Lightning Score Four Unanswered, Defeat Devils 4-1

In a quirk of the schedule, the Devils would be done with the Tampa Bay Lightning season series before even haven taken on a divisional opponent in 2016-17.

After tonight, New Jersey can breathe a sigh of relief. Tampa, simply put, outplayed and outskated the Devils tonight. The Devils came into the game looking for their first road win of the season and they will still be looking for it when they travel to Carolina for a game tomorrow at the Hurricanes. The Lightning defeated the Devils 4-1 tonight at Amalie Arena.

Some roster changes for the Lightning since the last time these teams met up a week ago at The Rock: in for the Bolts was Ryan Callahan, who the Devils have not seen this year due to his being injured. Out for the Lightning was Jonathan Drouin, who was out after being hit high by the Islanders’ Calvin de Haan. Also scratched for Tampa was Nikita Nesterov. Sitting for the Devils was Reid Boucher, Jacob Josefson and Vojtech Mozik – who has been traveling with the club, but has not gotten in the lineup yet.
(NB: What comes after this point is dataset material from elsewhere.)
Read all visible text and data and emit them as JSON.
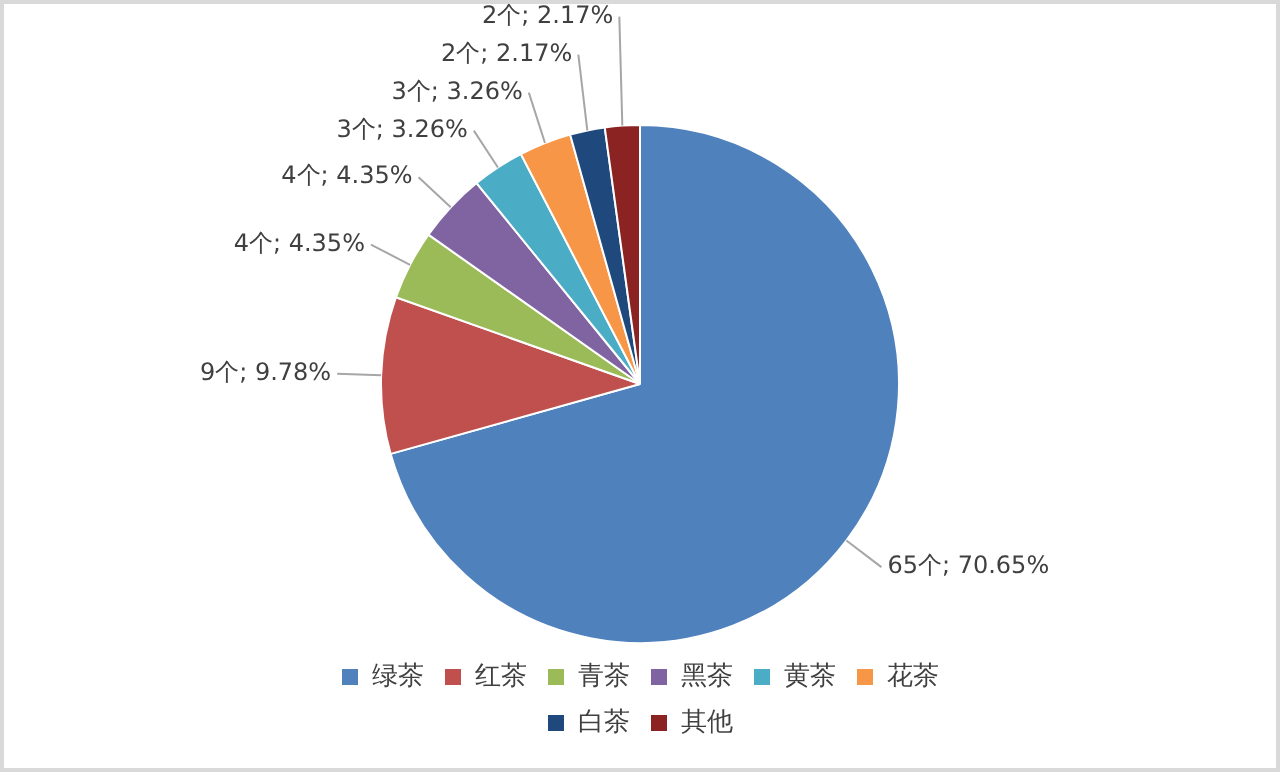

On the ice, the Devils would switch PA Parenteau to his natural right wing side, starting him off on the first line with Taylor Hall and Travis Zajac.

Goaltending wise, we finally got a battle of Team USA goalies as Cory Schneider started for the Devils and turned away 31 of 35 Tampa Bay shots, faced Ben Bishop, who stopped 37 of 38 Devils shots faced. It was, of course, Bishop’s first start this year against the Devils.

In a bit of an oddity, defenseman Damon Severson is the Devils leading scorer coming into the night with one goal and seven assists for eight points. And he would factor into this game’s scoring as well. He added a goal when, at 14:39 of the first period, Hall fired the puck towards the Tampa net. Zajac was able to tip it to Severson, who was creeping into the slot and fired a hard shot that beat Bishop cleanly. It was 1-0 Devils. With that goal, Severson doubled his goal output of all of last season in just the tenth game of this year.

The first period saw the Devils continue their strong game from last Saturday against Tampa; early on Hall had a big hit on Anton Stralman that really seemed to rattle the Lightning.

But it would not last. The Lightning tied things up at 2:25 of the second when Victor Hedman made a nice tape-to-tape pass to Brian Boyle, who buried the puck behind Schneider. JT Brown had the secondary assist.

A few minutes later, Tampa had seemingly taken the lead off a goal by Nikita Kucherov, but it was waved off on the ice. Replays showed that the shot hit the crossbar, came down in front of the goal line and Cory reached back to grab the puck, smothering it before a Lightning stick could get on it.

But immediately off of that at 8:27, Victor Hedman scored off of the faceoff, as the Devils won the draw, but it dribbled forward to Hedman, who took advantage with a big slap shot that beat Cory.

The Lightning really asserted themselves and took control of the game in the second period. Tampa had 21 shots on goal in the middle frame, but Cory really kept the Devils in the game, making some great stops to keep New Jersey close.

The third period was where it all fell apart. First, at 4:57, Travis Zajac took an interference penalty against Stralman. That set up a faceoff in the Devils’ zone with Valtteri Filppula winning the draw back to Nikita Kucherov. He fired a shot that was tipped in by Brayden Point. It was Point’s first NHL goal and it gave the Bolts a 3-1 lead at 5:01 of the third period.

Tampa then put the game out of reach when Kucherov scored his fourth goal of the year on a breakaway with Steven Stamkos and Stralman getting the assists.

Each team had some trouble with penalties; the Devils went 0-for-4 on the power play, but the Lightning were able convert on one of their chances with the extra attacker, going 1-for-4 on the power play. Special teams need to be addressed by the Devils going forward as they have not been setting the world on fire on the power play and have been letting teams back in games by scoring on the penalty kill – although Tampa’s power play is the third ranked power play unit in the NHL right now.

New Jersey does have some good to build on, though. This is the only game this year that they have lost by more than one goal. All of their other losses this season have been by a single goal, and this is hardly a 10-0 blowout like Montreal experienced on Friday night in Columbus.

Next up, the Devils will travel to Raleigh to play their first divisional game this year. Keith Kinkaid will get the start in net against the Hurricanes as the Devils will try to put this loss behind them as quickly as possible tomorrow. Keep in mind, the puck drop is 6 PM tomorrow in Carolina, an earlier start time than normal.